D’autres voix, comme celle de Jean-Michel Planche, directeur marketing Europe chez Lenovo Legion, tempèrent ces critiques : "Nous ne lançons pas ce produit pour remplacer les PC gaming traditionnels, mais pour offrir une alternative à ceux qui veulent repousser les limites. Comme le premier ThinkPad en 1992, ou le Yoga en 2012, c’est une innovation qui crée son propre marché."

Une chose est sûre : si Lenovo échoue, ce ne sera pas faute d’avoir osé. Et si le pari réussit, le Legion Pro Rollable pourrait bien devenir le symbole d’une nouvelle ère pour le gaming mobile – celle où l’écran s’adapte au joueur, et non l’inverse.

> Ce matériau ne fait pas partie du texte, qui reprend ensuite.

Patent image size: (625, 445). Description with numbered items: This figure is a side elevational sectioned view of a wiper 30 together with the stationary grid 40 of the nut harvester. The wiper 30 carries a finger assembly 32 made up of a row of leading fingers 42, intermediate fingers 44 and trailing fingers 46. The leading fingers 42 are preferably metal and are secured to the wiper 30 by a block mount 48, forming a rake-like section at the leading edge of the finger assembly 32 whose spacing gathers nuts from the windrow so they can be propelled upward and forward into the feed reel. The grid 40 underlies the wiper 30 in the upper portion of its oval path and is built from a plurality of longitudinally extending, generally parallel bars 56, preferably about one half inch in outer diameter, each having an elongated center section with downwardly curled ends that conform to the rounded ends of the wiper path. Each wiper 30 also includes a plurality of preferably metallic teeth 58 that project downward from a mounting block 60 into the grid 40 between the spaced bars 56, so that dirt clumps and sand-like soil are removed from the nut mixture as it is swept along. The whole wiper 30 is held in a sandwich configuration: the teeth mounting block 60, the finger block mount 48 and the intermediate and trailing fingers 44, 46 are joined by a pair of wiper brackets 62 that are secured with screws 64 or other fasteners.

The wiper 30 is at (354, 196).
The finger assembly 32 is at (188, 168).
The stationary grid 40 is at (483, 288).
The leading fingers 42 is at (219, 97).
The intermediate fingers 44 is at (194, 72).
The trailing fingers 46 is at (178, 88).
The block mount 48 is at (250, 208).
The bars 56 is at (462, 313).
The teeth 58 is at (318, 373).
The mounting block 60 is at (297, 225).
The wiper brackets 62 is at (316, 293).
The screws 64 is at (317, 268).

Le Lenovo Legion Pro Rollable n’est pas qu’un simple PC : c’est une déclaration d’intention. En combinant un écran OLED enroulable, un processeur Intel Core Ultra et un design ultra-léger, Lenovo ne se contente pas de suivre les tendances – la marque cherche à les créer. Reste à savoir si les joueurs seront prêts à payer le prix fort (littéralement) pour cette polyvalence inédite. Une chose est certaine : entre les défis thermiques, les questions de durabilité et la concurrence féroce d’ASUS ou Alienware, le chemin vers le CES 2026 s’annonce semé d’embûches. Mais si Lenovo parvient à concrétiser cette vision, nous pourrions bien assister à l’un de ces rares moments où la technologie redéfinit notre façon de jouer. À suivre, donc… avec un mélange d’excitation et de scepticisme.
L'Avis de la rédaction
Par Celtic
Ah, Lenovo qui veut nous faire croire que son écran roulant, c’est comme un Final Fantasy où tu déploies ta carte du monde en mode "exploration" sans jamais avoir à fermer ton Dungeon Master pour manger. Sauf que là, au lieu d’un Chocobo qui te sert ton repas, t’as un ventilateur qui siffle comme un Greninja en mode rage après 10 minutes de Cyberpunk en ultra. "Project Odyssey" ? Plus un voyage interstellaire qu’un truc qui va te faire regretter d’avoir acheté un Zeusbike en 2010. 1,8 kg, dis-tu ? Tonton Lenovo, t’as oublié de préciser que ce poids inclut aussi la gonade thermique qui va te faire pleurer comme un Cloud après une défaite en King of the Hill. Polyvalence ? Ou juste un baliverne marketing pour justifier un prix qui fait mal au portefeuille ? En attendant, je parie que le vrai burn-in, ce sera sur les visages des devs quand ils verront leurs jeux déformés comme un Grandia en mode glitch. Okey, mais à 4k€, faut pas râler si t’as l’impression de jouer sur un écran de tonton qui a oublié de payer l’EDF.